L’habitude
ne fait rien à la colère …
Voilà bien une expression
qui va comme un gant de boxe à la langue française d'autant plus
que depuis que la langue de bois flotte parmi les écueils de la
politique, nous sommes abreuvés de situations qui nous contraignent
à appliquer à la lettre ce déplorable conseil. À longueur de
temps, il nous faut donc prendre des
vessies pour des lanternes sans que mensonges et tromperies
apportent, d’ailleurs, la moindre lumière sur l’obscurité des
temps.
Nous eussions pu tout aussi
bien prendre ces vessies que nous avons mises à la tête de notre
nation pour des citernes. Hélas, ce sont elles qui font réserve,
qui accumulent avantages et profits tandis que nous devons sans cesse
cracher au bassinet et vider nos bourses pour entretenir ces si
ternes personnages.
D’autres ont cru un
instant que le candidat de leur cœur était un messie qui allait
éclairer le monde de sa formidable lucidité. Nous avons payé pour
voir combien ces beaux parleurs n’étaient rien que des vases
creux, de pauvres pantins incapables de mettre en application des
programmes qui ne servent qu’à leurrer les électeurs. Nous
n’espérons plus rien de l’homme providentiel : la foi vient
à manquer à un nombre croissant d’électeurs.
L’énurésie est
désormais notre lot commun. Nous faisons cauchemars sur cauchemars
dans cette nation dont plus aucune institution ne borde le lit de la
colère qui monte. Si lanternes il y a, elles seront sans doute
brandies à bout de bras pour y promener quelques tête de ci-devant.

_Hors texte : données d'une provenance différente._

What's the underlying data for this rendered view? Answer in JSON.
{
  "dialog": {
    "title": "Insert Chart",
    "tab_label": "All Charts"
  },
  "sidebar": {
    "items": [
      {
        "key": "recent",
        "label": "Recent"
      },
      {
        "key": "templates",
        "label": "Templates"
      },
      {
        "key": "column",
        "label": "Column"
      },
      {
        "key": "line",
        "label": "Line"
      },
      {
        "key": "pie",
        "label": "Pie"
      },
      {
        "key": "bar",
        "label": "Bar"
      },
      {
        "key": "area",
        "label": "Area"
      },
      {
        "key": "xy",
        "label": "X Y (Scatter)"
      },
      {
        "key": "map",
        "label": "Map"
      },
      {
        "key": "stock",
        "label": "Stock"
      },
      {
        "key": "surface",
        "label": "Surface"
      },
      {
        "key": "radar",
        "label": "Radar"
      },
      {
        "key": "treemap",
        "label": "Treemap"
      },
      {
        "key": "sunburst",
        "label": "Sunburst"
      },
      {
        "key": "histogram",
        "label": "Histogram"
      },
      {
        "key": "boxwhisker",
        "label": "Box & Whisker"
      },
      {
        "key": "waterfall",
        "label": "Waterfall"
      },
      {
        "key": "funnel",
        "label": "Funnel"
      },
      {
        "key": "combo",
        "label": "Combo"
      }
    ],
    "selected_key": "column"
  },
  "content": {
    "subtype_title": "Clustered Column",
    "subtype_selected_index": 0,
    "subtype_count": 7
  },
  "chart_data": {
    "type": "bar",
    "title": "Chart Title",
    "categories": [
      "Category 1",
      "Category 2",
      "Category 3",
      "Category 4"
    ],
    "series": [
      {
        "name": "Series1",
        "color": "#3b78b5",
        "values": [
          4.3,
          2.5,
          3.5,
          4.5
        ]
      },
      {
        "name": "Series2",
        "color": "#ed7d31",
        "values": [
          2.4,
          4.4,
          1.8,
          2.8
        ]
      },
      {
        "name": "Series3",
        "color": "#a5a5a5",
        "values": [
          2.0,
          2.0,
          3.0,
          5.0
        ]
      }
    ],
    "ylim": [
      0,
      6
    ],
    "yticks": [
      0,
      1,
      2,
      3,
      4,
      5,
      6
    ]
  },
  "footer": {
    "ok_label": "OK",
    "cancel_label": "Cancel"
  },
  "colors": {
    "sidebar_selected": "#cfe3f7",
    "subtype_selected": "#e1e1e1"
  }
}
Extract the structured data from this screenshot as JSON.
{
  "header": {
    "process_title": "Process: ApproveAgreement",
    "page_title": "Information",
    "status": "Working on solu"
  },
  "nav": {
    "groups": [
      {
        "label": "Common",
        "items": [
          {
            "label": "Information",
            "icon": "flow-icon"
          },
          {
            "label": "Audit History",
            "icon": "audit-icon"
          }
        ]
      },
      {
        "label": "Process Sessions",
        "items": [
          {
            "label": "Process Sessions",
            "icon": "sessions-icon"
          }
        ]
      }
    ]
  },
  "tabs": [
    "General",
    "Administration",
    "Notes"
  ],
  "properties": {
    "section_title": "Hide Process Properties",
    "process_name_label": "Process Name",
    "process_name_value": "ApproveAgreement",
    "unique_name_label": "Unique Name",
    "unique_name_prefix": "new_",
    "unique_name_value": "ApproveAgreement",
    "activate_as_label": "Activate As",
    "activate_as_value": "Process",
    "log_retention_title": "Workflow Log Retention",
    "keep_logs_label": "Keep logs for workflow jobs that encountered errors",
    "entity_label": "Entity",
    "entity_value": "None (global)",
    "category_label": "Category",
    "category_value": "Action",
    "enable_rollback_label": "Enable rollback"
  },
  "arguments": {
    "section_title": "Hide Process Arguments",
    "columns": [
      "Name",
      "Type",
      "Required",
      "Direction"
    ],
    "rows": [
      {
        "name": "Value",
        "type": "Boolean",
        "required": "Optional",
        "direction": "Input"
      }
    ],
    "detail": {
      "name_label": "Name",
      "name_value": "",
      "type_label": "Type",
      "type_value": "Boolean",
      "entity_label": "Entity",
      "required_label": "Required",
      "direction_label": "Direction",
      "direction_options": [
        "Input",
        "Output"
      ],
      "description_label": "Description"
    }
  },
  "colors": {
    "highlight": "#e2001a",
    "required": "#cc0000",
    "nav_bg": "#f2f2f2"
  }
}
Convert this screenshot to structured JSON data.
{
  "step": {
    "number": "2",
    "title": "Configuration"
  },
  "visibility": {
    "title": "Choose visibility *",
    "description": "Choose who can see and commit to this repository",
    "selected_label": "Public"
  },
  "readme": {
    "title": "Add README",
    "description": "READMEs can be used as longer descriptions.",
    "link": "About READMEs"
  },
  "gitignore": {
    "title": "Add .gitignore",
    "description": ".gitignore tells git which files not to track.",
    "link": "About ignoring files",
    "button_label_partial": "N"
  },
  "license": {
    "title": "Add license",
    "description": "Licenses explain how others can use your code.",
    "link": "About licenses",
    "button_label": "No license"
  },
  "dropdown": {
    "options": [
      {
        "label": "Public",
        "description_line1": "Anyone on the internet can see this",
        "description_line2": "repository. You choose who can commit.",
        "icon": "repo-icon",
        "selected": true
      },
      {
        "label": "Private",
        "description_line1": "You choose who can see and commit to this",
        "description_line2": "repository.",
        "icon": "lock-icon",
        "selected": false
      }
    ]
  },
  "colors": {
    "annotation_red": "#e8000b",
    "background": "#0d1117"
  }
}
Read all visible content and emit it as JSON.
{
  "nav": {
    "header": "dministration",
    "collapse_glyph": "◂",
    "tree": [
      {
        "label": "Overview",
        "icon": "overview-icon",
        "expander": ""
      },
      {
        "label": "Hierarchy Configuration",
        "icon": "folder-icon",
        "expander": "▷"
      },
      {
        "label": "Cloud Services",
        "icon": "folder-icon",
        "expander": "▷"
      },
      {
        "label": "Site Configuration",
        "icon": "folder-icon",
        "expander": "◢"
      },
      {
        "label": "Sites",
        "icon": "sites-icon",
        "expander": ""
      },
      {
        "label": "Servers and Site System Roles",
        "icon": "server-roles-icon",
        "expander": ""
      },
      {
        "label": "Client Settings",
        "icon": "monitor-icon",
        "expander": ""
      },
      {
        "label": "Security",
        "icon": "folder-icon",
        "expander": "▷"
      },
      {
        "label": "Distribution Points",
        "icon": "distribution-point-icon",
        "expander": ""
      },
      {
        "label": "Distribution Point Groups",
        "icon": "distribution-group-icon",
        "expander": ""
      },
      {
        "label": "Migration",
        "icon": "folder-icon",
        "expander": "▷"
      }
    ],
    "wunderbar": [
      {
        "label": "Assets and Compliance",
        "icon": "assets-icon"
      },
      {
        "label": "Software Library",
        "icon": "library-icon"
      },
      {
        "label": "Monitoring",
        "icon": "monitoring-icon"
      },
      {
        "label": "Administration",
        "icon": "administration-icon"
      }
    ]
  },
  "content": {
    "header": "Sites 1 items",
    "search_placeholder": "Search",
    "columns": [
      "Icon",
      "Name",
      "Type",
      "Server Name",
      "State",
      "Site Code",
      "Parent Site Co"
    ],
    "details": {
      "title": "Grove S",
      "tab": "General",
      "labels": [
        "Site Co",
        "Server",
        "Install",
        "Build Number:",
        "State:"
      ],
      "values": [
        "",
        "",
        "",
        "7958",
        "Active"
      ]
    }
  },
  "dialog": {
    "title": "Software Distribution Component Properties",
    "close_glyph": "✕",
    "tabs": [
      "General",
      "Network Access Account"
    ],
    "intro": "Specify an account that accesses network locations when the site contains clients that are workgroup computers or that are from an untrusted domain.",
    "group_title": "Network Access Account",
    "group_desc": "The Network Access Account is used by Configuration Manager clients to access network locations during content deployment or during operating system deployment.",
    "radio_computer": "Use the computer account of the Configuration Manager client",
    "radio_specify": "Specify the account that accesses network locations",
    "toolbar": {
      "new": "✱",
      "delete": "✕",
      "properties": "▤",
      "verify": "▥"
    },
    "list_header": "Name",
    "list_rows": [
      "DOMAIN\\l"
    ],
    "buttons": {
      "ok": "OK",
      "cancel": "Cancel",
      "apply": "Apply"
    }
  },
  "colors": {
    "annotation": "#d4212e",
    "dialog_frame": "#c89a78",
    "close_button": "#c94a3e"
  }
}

Les plus souffreteux passent désormais leurs nuits debout pour
éviter de nouvelles fuites. S’il le faut, ils rajouteront de
nouvelles couches pour faire comprendre le message du ras-le-bol.
La vessie de porc n’est
plus consensuelle. La lanterne à huile non plus. Il y a de
l’électricité dans l’air entre les amateurs de charcuterie et
les communautés qui brocardent le verrat. L’éteuf de jadis, celui
qui permettait de faire grandes et belles parties de soule devient un
objet de discorde, une baudruche prête à éclater. Voilà une
vessie qui ne se fait plus rengaine, elle annonce des temps de
luttes intestines : l’histoire risque fort de tourner en eau
de boudin.
Le lent terne qui nous
tient lieu de phare présidentiel souhaite conserver le pouvoir en
dépit de son impopularité sidérante. S’il y a matière à
plaisanter sur sa capacité à faire pleuvoir, ce n’est pas ainsi
pourtant qu’il réussira à remplir vessie et bourses, urnes et
mission. S’il y quelques lumières à son approche, ce ne sont que
celles de l’ambulance sur laquelle il ne convient plus de tirer,
tant la messe est déjà dite !
Nous pourrions encore
prendre cette triste vessie pour une baderne : cette tresse qui
met le navire à l’abri des chocs. Hélas, le pauvre garçon ne
nous a en rien préservé du risque
frontiste mais en prime, il a encore amplifié celui
de la lourde menace. Capitaine de pédalo, il sera bon qu’il
profite de la quille pour prendre enfin le large, loin des suffrages
tourmentés.
Il ne nous reste plus qu’à
aller remplir nos vessies dans quelques tavernes borgnes, ces lieux
où l’on refait le monde. Il y a tant à faire en ce domaine ! Nous
avons bu la coupe jusqu’à la lie, nous sommes devenus des
pisse-froids, des pauvres déçus du grand soir. En levant nos
verres, nous allons retrouver cette fraternité qui nous a manqué
jusqu’alors pour bouter tous ces guignols d’un pouvoir qu’ils
usurpent depuis trop longtemps.
Car voyez-vous, en
changeant les règles, en refusant l’égalité du temps de parole
pour les différents candidats, en s’accaparant les fonds publics
pour financer leurs campagnes, en organisant des primaires qui sont
de vastes supercheries afin de ne parler que d’eux; nos joyeux
drilles du mensonge et de la forfaiture nous ont, encore une fois,
fait prendre des vessies pour des lanternes. Je crois que, cette
fois, la corde a fini par casser :
le bon peuple n’en peut plus et se dresse pour leur donner congé.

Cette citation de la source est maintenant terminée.